Bem, aí é nosso dever, já que estamos envolvidos e defendemos outras propostas para o sertão. Temos perdido essa guerra para o rolo compressor do governo e seu marketing, mas também temos ampliado a difusão de nossas propostas. O governo tem pago e vai pagar um alto custo, inclusive eleitoral, por sua opção.
Há uma nova concepção do semi-árido, antagônica ao velho discurso das oligarquias, que traduz o confronto mortal entre dois modelos. A nova concepção do semi-árido – que chamamos de convivência com o semi-árido -começa de seu rico potencial. Essa região tem uma excelente pluviosidade – em se tratando de semi-árido -, com uma média anual de 750 mm que caem sobre um território de quase um milhão de Km2. Significa a precipitação de praticamente 750 bilhões de metros cúbicos por ano. Temos infra-estrutura para armazenar apenas 36 bilhões de metros cúbicos, ou seja, apenas 5%. Portanto, fundamento número um, teremos que ampliar a malha de captação dessa água em reservatórios que não permitam sua evaporação.
O bioma caatinga, o principal do semi-árido, é rico em biodiversidade e as plantas e animais já “aprenderam a conviver com essa realidade”. Quem nunca aprendeu foi o ser humano. Muitas plantas guardam água dos períodos chuvosos em suas raízes, mas a maioria “adormece”, “hiberna”, poupando energia até às próximas chuvas. A revolução cultural exigida aqui é fazer a poupança de água, de feno, silagem, alimentos, no período de chuvas para viver bem nos períodos normalmente sem chuva. Não se muda esse clima, a saída é adaptar-se bem a ele. Esse é o segundo fundamento.
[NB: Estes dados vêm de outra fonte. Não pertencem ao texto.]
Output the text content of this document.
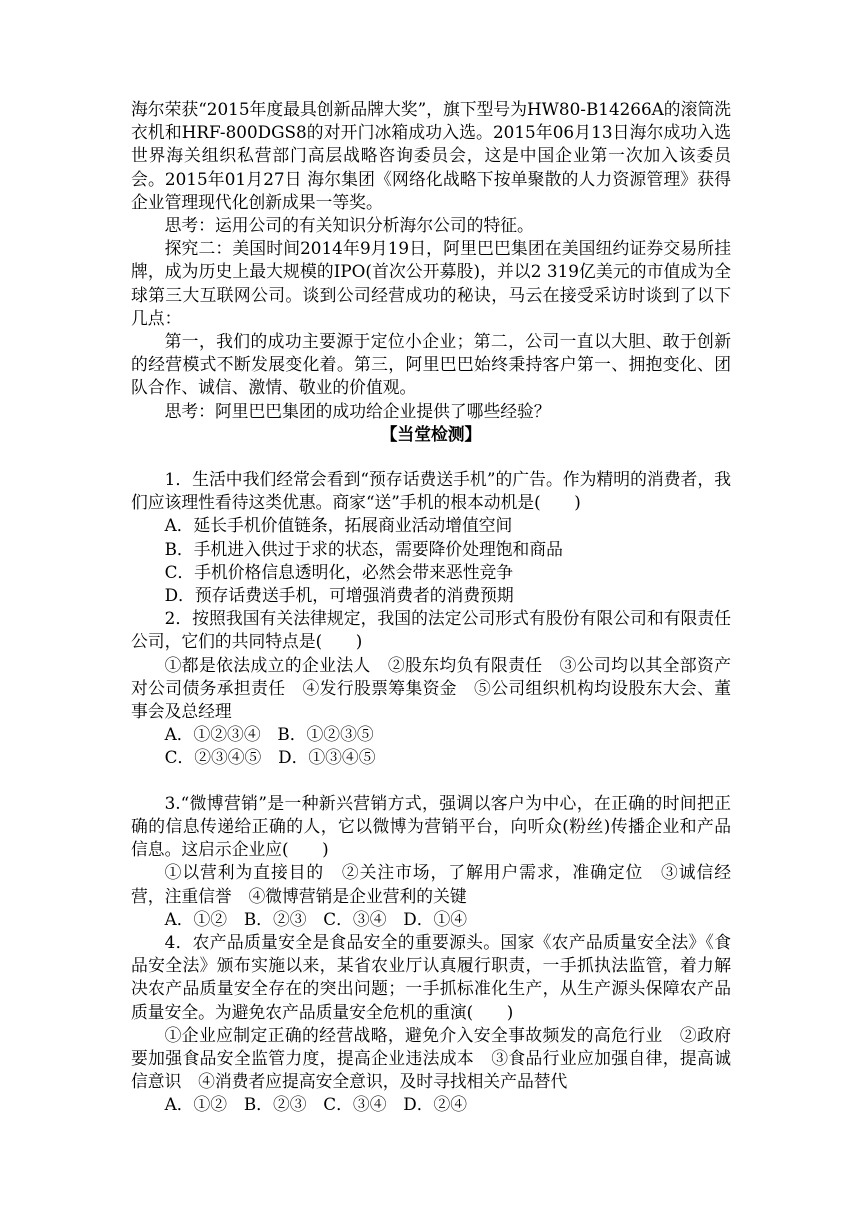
海尔荣获“2015年度最具创新品牌大奖”，旗下型号为HW80-B14266A的滚筒洗衣机和HRF-800DGS8的对开门冰箱成功入选。2015年06月13日海尔成功入选世界海关组织私营部门高层战略咨询委员会，这是中国企业第一次加入该委员会。2015年01月27日 海尔集团《网络化战略下按单聚散的人力资源管理》获得企业管理现代化创新成果一等奖。

思考：运用公司的有关知识分析海尔公司的特征。

探究二：美国时间2014年9月19日，阿里巴巴集团在美国纽约证券交易所挂牌，成为历史上最大规模的IPO(首次公开募股)，并以2 319亿美元的市值成为全球第三大互联网公司。谈到公司经营成功的秘诀，马云在接受采访时谈到了以下几点：

第一，我们的成功主要源于定位小企业；第二，公司一直以大胆、敢于创新的经营模式不断发展变化着。第三，阿里巴巴始终秉持客户第一、拥抱变化、团队合作、诚信、激情、敬业的价值观。

思考：阿里巴巴集团的成功给企业提供了哪些经验？

【当堂检测】

1．生活中我们经常会看到“预存话费送手机”的广告。作为精明的消费者，我们应该理性看待这类优惠。商家“送”手机的根本动机是(　　)

A．延长手机价值链条，拓展商业活动增值空间

B．手机进入供过于求的状态，需要降价处理饱和商品

C．手机价格信息透明化，必然会带来恶性竞争

D．预存话费送手机，可增强消费者的消费预期

2．按照我国有关法律规定，我国的法定公司形式有股份有限公司和有限责任公司，它们的共同特点是(　　)

①都是依法成立的企业法人　②股东均负有限责任　③公司均以其全部资产对公司债务承担责任　④发行股票筹集资金　⑤公司组织机构均设股东大会、董事会及总经理

A．①②③④　B．①②③⑤

C．②③④⑤　D．①③④⑤

3.“微博营销”是一种新兴营销方式，强调以客户为中心，在正确的时间把正确的信息传递给正确的人，它以微博为营销平台，向听众(粉丝)传播企业和产品信息。这启示企业应(　　)

①以营利为直接目的　②关注市场，了解用户需求，准确定位　③诚信经营，注重信誉　④微博营销是企业营利的关键

A．①②　B．②③　C．③④　D．①④

4．农产品质量安全是食品安全的重要源头。国家《农产品质量安全法》《食品安全法》颁布实施以来，某省农业厅认真履行职责，一手抓执法监管，着力解决农产品质量安全存在的突出问题；一手抓标准化生产，从生产源头保障农产品质量安全。为避免农产品质量安全危机的重演(　　)

①企业应制定正确的经营战略，避免介入安全事故频发的高危行业　②政府要加强食品安全监管力度，提高企业违法成本　③食品行业应加强自律，提高诚信意识　④消费者应提高安全意识，及时寻找相关产品替代

A．①②　B．②③　C．③④　D．②④
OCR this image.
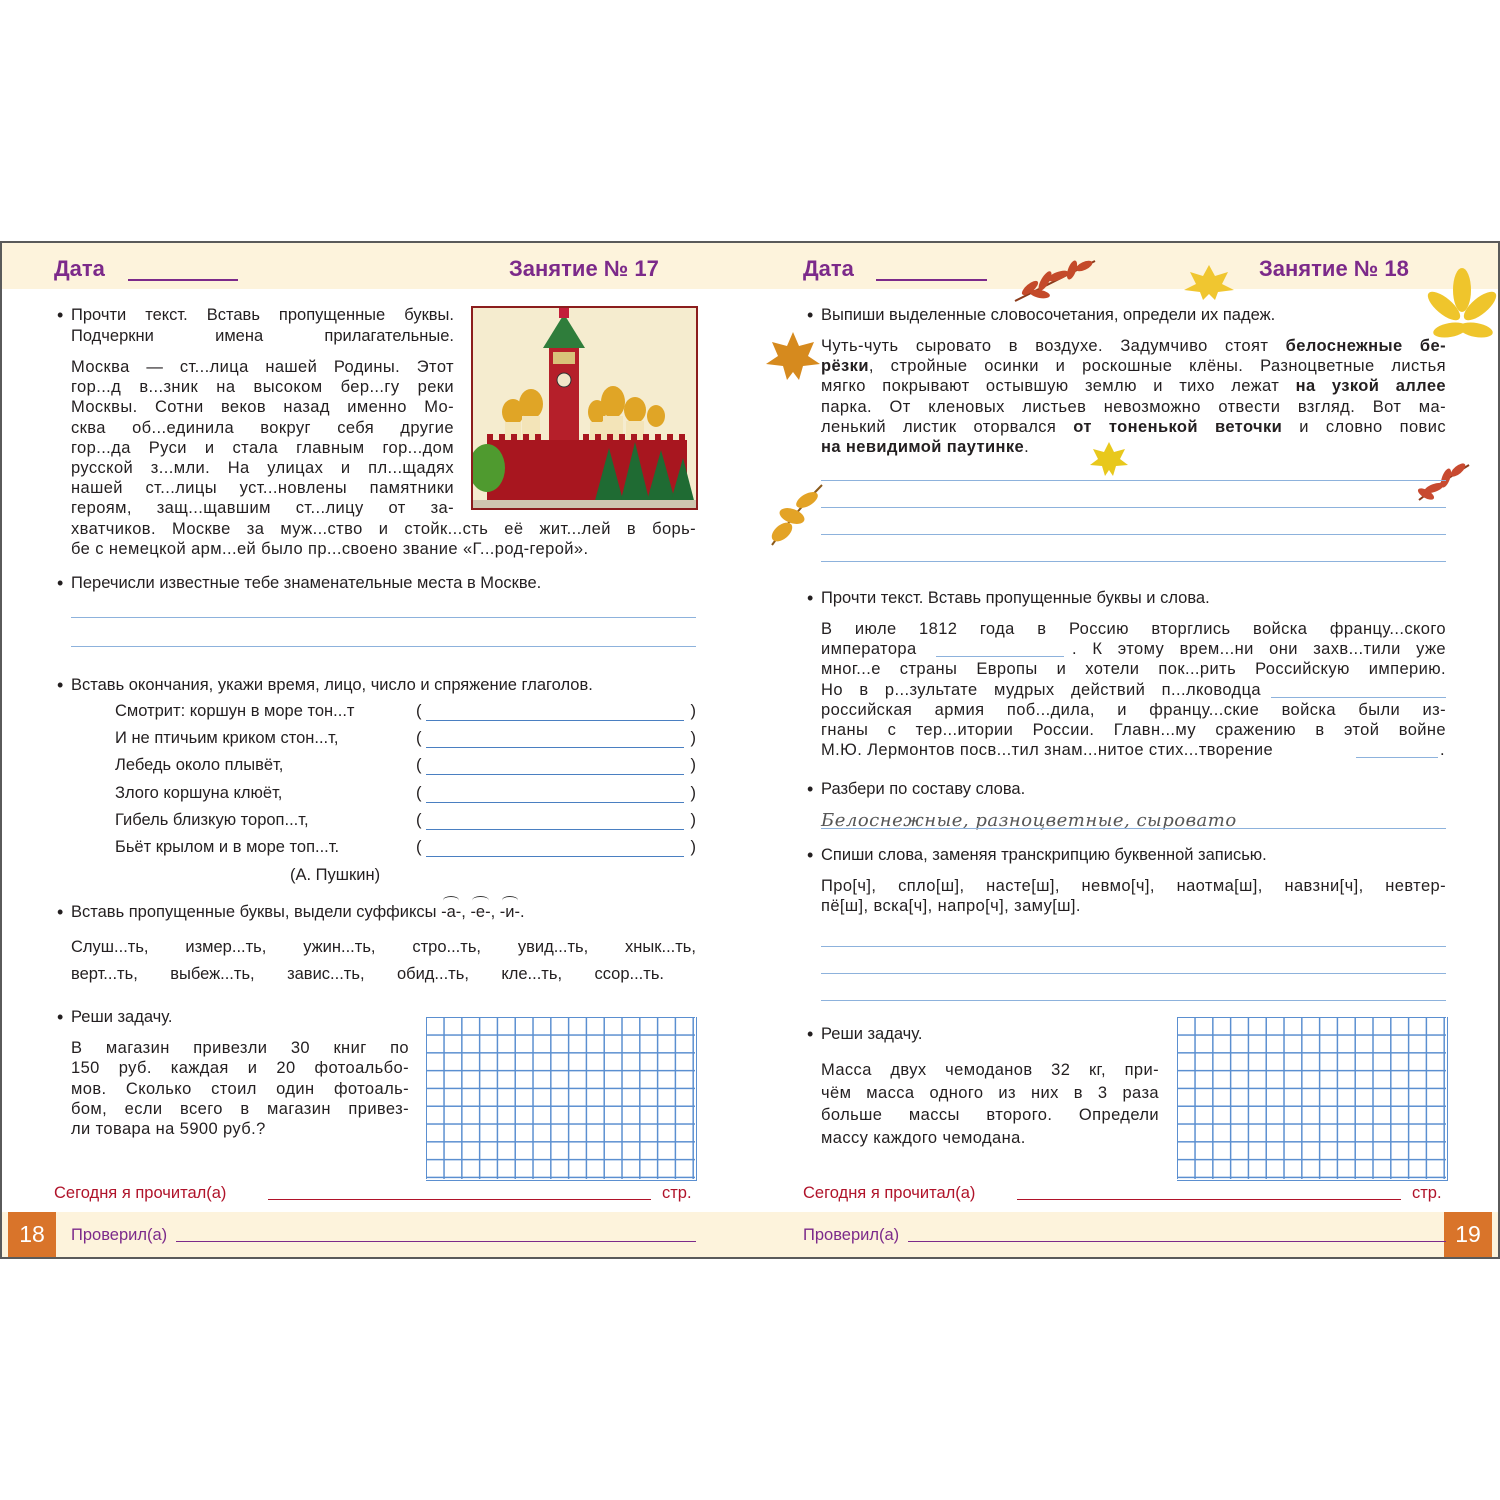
Дата	Занятие № 17
• Прочти текст. Вставь пропущенные буквы. Подчеркни имена прилагательные.
Москва — ст...лица нашей Родины. Этот
гор...д в...зник на высоком бер...гу реки
Москвы. Сотни веков назад именно Мо-
сква об...единила вокруг себя другие
гор...да Руси и стала главным гор...дом
русской з...мли. На улицах и пл...щадях
нашей ст...лицы уст...новлены памятники
героям, защ...щавшим ст...лицу от за-
хватчиков. Москве за муж...ство и стойк...сть её жит...лей в борь-
бе с немецкой арм...ей было пр...своено звание «Г...род-герой».
• Перечисли известные тебе знаменательные места в Москве.
• Вставь окончания, укажи время, лицо, число и спряжение глаголов.
Смотрит: коршун в море тон...т	(	)
И не птичьим криком стон...т,	(	)
Лебедь около плывёт,	(	)
Злого коршуна клюёт,	(	)
Гибель близкую тороп...т,	(	)
Бьёт крылом и в море топ...т.	(	)
(А. Пушкин)
• Вставь пропущенные буквы, выдели суффиксы -а-, -е-, -и-.
Слуш...ть, измер...ть, ужин...ть, стро...ть, увид...ть, хнык...ть,
верт...ть, выбеж...ть, завис...ть, обид...ть, кле...ть, ссор...ть.
• Реши задачу.
В магазин привезли 30 книг по
150 руб. каждая и 20 фотоальбо-
мов. Сколько стоил один фотоаль-
бом, если всего в магазин привез-
ли товара на 5900 руб.?
Сегодня я прочитал(а)	стр.
18	Проверил(а)
Дата	Занятие № 18
• Выпиши выделенные словосочетания, определи их падеж.
Чуть-чуть сыровато в воздухе. Задумчиво стоят белоснежные бе-
рёзки, стройные осинки и роскошные клёны. Разноцветные листья
мягко покрывают остывшую землю и тихо лежат на узкой аллее
парка. От кленовых листьев невозможно отвести взгляд. Вот ма-
ленький листик оторвался от тоненькой веточки и словно повис
на невидимой паутинке.
• Прочти текст. Вставь пропущенные буквы и слова.
В июле 1812 года в Россию вторглись войска францу...ского
императора	. К этому врем...ни они захв...тили уже
мног...е страны Европы и хотели пок...рить Российскую империю.
Но в р...зультате мудрых действий п...лководца
российская армия поб...дила, и францу...ские войска были из-
гнаны с тер...итории России. Главн...му сражению в этой войне
М.Ю. Лермонтов посв...тил знам...нитое стих...творение	.
• Разбери по составу слова.
Белоснежные, разноцветные, сыровато
• Спиши слова, заменяя транскрипцию буквенной записью.
Про[ч], спло[ш], насте[ш], невмо[ч], наотма[ш], навзни[ч], невтер-
пё[ш], вска[ч], напро[ч], заму[ш].
• Реши задачу.
Масса двух чемоданов 32 кг, при-
чём масса одного из них в 3 раза
больше массы второго. Определи
массу каждого чемодана.
Сегодня я прочитал(а)	стр.
19
Проверил(а)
Para isso é preciso uma revolução cultural e educacional, que deve começar nas salas de aulas. É o que cobramos como educação contextualizada. Ela passa pela desconstrução do velho conceito de semi-árido, centrado no discurso da seca, para um novo entendimento, que exige uma nova prática política, social e ambiental. Terceiro fundamento.
Já temos um leque poderoso de tecnologias sociais capazes de oferecer uma vida muito mais digna à população. Elas vêm da sabedoria popular, das organizações e movimentos sociais, mas também da própria Embrapa Semi-árido. Bastaria que elas fossem maciçamente aplicadas – cisternas para beber, cisternas para produzir, barragens subterrânea, etc. -, além de uma reforma agrária consistente, para que a vida comece a melhorar consistentemente. É preciso também ter terra para que se possa criar animais de pequeno e médio porte, adaptados ao clima. Existem às dezenas. Quarto fundamento.
Para o meio urbano defendemos a implementação do Atlas do Nordeste, com suas adutoras levando água diretamente aos serviços de abastecimento de 1.356 municípios – que agora vai ser refinado também para os municípios abaixo de 5 mil habitantes -, oferecendo segurança hídrica a 34 milhões de nordestinos que vivem no meio urbano. É o quinto fundamento.
Muitas dessas propostas já estão se fazendo realidade, como o projeto 1 milhão de cisternas, mas estamos muito longe de ter a implementação de uma malha satisfatória dessas tecnologias. São experiências testadas e comprovadas em sua eficácia, ao menos para minorar o sofrimento das populações mais pobres do país.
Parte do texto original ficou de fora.